An algebra problem by arko roychoudhury

Let the zeroes be $m,n$ . Then we require that $m + n = a$ and $mn = 2a$ . Now if either of $m,n$ equals $0$ then since $mn = 2a$ we would have $a = 0$ , which in turn, since $m + n = a$ , would imply that both of $m,n$ equal $0$ . So ruling out this possibility, we have that

$\dfrac{mn}{m + n} = \dfrac{2a}{a} = 2 \Longrightarrow mn = 2(m + n) \Longrightarrow mn - 2m - 2n = 0 \Longrightarrow (m - 2)(n - 2) = 4$ .

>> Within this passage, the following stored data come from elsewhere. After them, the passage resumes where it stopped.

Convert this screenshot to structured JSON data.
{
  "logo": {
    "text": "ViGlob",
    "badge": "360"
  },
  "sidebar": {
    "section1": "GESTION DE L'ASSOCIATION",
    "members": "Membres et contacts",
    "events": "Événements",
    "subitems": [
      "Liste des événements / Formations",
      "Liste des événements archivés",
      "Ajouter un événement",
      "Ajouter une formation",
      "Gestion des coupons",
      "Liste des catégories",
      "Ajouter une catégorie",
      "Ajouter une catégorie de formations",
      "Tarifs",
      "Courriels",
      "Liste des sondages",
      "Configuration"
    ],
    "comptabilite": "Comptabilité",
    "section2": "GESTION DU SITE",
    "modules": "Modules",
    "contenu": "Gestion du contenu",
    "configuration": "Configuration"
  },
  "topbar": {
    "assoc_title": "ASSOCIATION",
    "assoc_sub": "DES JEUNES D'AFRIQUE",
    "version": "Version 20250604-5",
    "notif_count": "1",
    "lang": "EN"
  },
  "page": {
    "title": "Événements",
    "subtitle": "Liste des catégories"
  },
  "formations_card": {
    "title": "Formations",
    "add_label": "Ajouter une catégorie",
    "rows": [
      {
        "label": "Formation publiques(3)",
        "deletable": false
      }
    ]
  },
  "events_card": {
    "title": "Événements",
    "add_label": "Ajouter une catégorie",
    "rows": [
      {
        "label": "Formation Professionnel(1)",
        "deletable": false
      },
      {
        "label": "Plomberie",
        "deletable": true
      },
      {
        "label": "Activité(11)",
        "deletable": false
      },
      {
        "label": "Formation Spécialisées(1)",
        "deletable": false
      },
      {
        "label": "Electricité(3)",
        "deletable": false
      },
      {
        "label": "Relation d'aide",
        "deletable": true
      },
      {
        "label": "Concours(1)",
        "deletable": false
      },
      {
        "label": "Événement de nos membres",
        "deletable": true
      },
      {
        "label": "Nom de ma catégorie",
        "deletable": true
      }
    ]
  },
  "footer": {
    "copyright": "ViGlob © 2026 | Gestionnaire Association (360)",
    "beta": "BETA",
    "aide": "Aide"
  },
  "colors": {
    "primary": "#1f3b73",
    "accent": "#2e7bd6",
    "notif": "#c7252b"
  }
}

Now $4$ can be factored in four (unordered) ways, namely $-1 \times -4, -2 \times -2, 2 \times 2$ and $1 \times 4$ . Assigning these pairs to $m - 2$ and $n - 2$ , and solving for $(m,n)$ , we can have

$(m,n) = (1, -2), (0,0), (4,4)$ or $(3,6)$ , giving us values for $a = m + n$ of $-1, 0, 8$ or $9$ .

Thus the sum of the possible values of $a$ is $-1 + 0 + 8 + 9 = \boxed{16}$ .